# Never know about horsey owners...



## somedevildawg (Jun 20, 2011)

I have a 28 acre hay field that I have been haying for a few years...owners have some cows at a different location and have several beautiful horses that graze this field during non-hay times. So guy decides to put a fence down his property because of a spat he had with his kin folk, puts up T posts, but the spat ended before he could put up the fence, I assume he was going with field fence, but with the T posts and no caps one could assume that perhaps he was going to put up barbed wire for the horses....not only that, those damned T posts have been in my way for better part of two years, I've run over about 4 of them and they are now sitting at a 45o angle to the ground just waiting on a spooked horse to run into the damn thing and impale himself, been like this for over two years, just T posts, no fence, no caps and bent ones....I've asked him for the last two years to take em down, as you can see in this photo...they're still there....

Monday they won't be.....ima take every damn one of em up and lay em in his driveway.....
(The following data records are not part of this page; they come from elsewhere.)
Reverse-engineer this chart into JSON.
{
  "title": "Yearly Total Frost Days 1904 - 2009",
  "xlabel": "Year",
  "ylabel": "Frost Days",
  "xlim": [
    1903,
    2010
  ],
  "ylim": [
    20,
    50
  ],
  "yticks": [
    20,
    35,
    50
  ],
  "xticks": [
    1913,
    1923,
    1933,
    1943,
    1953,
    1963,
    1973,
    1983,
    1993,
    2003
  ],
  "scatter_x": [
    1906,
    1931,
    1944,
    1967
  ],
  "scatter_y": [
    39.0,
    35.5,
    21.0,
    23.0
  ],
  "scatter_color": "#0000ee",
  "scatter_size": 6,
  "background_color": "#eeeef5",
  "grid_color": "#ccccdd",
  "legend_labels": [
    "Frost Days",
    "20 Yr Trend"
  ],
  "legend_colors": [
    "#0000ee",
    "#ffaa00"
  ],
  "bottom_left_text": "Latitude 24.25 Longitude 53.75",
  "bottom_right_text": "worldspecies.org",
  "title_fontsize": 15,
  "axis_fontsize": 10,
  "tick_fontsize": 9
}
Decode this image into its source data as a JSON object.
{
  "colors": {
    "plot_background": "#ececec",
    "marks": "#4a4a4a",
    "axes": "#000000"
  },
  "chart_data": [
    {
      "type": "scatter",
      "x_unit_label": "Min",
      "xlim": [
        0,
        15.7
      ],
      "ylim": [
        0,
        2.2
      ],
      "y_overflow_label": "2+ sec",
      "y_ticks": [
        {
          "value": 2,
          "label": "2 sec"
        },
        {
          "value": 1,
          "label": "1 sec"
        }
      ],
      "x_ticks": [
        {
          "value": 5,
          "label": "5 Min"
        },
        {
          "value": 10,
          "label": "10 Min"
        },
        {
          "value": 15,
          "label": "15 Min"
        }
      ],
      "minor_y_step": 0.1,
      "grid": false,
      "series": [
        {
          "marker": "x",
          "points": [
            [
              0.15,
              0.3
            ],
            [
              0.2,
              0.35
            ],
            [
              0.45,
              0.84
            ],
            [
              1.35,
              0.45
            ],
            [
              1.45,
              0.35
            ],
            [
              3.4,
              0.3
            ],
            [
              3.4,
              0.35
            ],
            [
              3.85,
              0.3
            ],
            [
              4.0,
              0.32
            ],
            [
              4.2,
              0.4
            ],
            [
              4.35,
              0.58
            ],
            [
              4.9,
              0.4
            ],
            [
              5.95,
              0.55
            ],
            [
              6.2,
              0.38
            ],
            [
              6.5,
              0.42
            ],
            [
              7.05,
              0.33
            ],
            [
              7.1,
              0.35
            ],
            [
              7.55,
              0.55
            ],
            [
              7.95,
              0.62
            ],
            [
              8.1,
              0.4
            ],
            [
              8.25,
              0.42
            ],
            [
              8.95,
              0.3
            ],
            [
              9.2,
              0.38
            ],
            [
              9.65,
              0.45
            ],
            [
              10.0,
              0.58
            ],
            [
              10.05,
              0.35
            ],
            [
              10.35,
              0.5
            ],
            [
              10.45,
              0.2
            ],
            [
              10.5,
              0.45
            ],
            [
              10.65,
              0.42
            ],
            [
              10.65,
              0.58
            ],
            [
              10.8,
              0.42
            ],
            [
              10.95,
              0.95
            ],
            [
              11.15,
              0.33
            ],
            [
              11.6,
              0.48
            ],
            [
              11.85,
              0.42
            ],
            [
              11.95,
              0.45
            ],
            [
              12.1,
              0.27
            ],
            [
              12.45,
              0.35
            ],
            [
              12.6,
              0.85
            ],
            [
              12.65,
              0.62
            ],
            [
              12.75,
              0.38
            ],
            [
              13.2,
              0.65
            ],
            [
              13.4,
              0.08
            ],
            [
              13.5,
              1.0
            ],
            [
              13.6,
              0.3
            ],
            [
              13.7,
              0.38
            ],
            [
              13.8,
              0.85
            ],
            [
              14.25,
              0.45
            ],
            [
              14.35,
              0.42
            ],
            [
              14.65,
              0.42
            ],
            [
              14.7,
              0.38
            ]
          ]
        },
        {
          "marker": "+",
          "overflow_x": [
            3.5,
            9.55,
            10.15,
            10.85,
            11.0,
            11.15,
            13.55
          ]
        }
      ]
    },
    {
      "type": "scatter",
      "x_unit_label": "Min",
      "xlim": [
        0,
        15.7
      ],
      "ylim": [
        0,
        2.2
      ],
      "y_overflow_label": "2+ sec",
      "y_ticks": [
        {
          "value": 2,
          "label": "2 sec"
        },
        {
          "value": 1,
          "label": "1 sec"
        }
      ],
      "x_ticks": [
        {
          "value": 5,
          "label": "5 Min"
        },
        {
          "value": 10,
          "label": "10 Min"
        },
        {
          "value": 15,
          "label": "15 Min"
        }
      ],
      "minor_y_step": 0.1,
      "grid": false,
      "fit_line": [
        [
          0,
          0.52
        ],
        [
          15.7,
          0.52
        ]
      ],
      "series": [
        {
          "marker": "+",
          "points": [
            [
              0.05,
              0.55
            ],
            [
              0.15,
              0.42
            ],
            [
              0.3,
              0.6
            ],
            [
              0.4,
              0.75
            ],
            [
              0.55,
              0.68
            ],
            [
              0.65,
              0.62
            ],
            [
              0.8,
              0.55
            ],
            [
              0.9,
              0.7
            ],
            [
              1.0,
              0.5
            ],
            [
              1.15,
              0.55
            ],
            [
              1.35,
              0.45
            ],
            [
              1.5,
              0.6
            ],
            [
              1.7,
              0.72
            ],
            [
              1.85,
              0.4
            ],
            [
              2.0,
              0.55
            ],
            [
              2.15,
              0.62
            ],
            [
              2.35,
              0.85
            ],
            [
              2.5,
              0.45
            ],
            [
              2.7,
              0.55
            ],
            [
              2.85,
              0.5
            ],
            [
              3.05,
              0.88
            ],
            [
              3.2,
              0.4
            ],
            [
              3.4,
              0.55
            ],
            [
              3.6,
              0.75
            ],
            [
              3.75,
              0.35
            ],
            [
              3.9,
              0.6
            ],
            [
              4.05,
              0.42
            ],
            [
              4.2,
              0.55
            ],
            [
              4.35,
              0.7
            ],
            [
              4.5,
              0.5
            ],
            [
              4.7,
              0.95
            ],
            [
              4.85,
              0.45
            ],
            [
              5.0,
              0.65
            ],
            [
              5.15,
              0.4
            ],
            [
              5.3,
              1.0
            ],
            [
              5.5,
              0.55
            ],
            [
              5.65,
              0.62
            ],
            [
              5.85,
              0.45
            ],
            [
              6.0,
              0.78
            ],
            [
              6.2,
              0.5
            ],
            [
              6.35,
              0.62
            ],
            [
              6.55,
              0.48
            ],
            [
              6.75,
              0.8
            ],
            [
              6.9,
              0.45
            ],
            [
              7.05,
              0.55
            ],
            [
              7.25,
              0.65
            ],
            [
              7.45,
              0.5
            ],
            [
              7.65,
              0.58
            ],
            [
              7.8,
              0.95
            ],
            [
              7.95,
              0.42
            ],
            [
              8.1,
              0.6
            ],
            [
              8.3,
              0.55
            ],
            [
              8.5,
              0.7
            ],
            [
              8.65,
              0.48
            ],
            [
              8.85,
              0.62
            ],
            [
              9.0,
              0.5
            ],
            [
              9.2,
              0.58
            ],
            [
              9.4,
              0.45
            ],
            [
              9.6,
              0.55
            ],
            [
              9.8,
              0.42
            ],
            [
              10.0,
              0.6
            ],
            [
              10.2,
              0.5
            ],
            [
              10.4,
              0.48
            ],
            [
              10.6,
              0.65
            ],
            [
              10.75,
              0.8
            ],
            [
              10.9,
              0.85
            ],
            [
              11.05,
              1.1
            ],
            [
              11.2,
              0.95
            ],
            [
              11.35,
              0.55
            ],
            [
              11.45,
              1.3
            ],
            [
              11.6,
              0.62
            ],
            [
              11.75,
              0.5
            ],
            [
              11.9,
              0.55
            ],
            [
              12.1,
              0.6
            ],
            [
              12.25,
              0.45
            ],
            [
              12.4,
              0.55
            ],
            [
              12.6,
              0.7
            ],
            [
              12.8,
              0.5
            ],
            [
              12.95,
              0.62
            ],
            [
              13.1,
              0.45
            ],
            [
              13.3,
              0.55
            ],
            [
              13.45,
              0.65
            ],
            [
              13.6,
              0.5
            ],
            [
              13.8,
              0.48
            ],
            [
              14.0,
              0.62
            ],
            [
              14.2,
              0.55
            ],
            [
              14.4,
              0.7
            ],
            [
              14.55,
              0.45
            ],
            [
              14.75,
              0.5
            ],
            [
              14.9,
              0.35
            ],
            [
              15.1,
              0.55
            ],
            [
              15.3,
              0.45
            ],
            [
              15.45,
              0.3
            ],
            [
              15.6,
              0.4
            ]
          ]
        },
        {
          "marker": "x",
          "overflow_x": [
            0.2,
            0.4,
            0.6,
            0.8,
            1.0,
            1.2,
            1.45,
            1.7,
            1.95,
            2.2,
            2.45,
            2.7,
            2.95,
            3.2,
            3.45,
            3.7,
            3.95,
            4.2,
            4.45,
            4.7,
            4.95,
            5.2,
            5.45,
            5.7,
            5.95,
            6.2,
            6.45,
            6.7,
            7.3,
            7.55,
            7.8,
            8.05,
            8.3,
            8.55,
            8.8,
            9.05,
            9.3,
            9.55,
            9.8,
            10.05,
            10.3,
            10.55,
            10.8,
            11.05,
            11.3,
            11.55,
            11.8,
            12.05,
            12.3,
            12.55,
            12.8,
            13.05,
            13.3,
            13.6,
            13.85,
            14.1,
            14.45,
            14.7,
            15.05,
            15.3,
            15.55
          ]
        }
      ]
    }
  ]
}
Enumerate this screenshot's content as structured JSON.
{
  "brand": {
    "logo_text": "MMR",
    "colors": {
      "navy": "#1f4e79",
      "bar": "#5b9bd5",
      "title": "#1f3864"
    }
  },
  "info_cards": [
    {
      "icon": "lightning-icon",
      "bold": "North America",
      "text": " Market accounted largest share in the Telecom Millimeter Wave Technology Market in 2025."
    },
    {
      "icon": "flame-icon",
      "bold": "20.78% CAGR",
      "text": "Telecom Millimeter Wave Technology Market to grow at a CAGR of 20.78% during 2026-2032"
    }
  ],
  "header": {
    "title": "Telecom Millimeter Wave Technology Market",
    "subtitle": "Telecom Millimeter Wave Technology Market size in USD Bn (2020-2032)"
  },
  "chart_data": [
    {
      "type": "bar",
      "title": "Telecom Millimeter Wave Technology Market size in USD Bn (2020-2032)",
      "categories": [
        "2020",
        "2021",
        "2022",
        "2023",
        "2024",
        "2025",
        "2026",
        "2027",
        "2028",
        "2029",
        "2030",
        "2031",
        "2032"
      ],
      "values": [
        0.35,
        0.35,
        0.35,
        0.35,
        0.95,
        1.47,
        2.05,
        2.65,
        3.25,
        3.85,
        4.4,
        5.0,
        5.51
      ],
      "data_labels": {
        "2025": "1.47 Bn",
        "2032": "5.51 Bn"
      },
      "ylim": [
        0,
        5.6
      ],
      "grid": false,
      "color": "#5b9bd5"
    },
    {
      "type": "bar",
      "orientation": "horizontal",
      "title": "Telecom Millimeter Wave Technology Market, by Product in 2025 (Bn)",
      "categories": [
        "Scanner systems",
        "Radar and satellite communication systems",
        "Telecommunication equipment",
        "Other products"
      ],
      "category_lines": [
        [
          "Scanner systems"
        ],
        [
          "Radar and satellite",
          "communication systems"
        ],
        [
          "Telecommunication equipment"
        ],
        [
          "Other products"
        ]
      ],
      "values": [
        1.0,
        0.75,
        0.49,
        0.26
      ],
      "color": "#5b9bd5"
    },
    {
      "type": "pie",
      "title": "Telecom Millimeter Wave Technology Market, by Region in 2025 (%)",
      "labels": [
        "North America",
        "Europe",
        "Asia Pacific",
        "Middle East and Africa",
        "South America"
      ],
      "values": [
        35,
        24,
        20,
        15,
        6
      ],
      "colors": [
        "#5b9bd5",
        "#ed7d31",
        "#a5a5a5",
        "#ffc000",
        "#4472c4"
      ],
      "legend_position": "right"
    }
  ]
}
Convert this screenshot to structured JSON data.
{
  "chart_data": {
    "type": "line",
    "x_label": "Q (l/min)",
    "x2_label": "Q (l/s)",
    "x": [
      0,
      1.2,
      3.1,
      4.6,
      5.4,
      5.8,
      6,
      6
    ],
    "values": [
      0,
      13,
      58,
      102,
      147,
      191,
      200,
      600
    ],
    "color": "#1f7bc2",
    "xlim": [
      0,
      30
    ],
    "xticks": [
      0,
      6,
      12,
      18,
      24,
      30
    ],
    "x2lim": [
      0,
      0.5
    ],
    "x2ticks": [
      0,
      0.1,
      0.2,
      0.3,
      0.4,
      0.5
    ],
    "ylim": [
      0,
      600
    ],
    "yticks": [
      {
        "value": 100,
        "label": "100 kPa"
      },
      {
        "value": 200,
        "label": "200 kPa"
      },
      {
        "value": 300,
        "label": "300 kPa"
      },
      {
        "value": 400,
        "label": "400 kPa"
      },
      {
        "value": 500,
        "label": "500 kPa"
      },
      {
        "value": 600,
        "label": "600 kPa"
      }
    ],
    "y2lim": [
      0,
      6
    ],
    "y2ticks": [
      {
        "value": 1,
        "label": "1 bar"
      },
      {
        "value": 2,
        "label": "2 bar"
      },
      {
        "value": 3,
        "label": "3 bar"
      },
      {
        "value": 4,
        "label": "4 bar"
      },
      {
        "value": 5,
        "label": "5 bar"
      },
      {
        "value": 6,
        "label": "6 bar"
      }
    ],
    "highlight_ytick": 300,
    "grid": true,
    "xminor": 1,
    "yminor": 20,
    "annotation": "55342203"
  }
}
What ever happened to someone saying they were going to do something and actually doing it without waiting on the genie to show up and do it for them?


----------



## Gearclash (Nov 25, 2010)

I'll trade you that field for the one we cut and bale that is 30 acres broke down into 7 different paddocks with a farmstead in the middle. Raking there with a manual folding rake is pretty much an exercise program in itself.


----------



## slowzuki (Mar 8, 2011)

I've got 6 sub 1 acre fields we bale. Manual fold tedder and have to fold for every gate.


----------



## somedevildawg (Jun 20, 2011)

I can tell ya them damn posts ain't up today! Me and two men spent all day taking down t posts and filling in holes the donkeys conveniently left for us....

Definitely a strange breed of people, but they like good hay.....and for that, i have to like....well, put up, with them...

This looks much better...


----------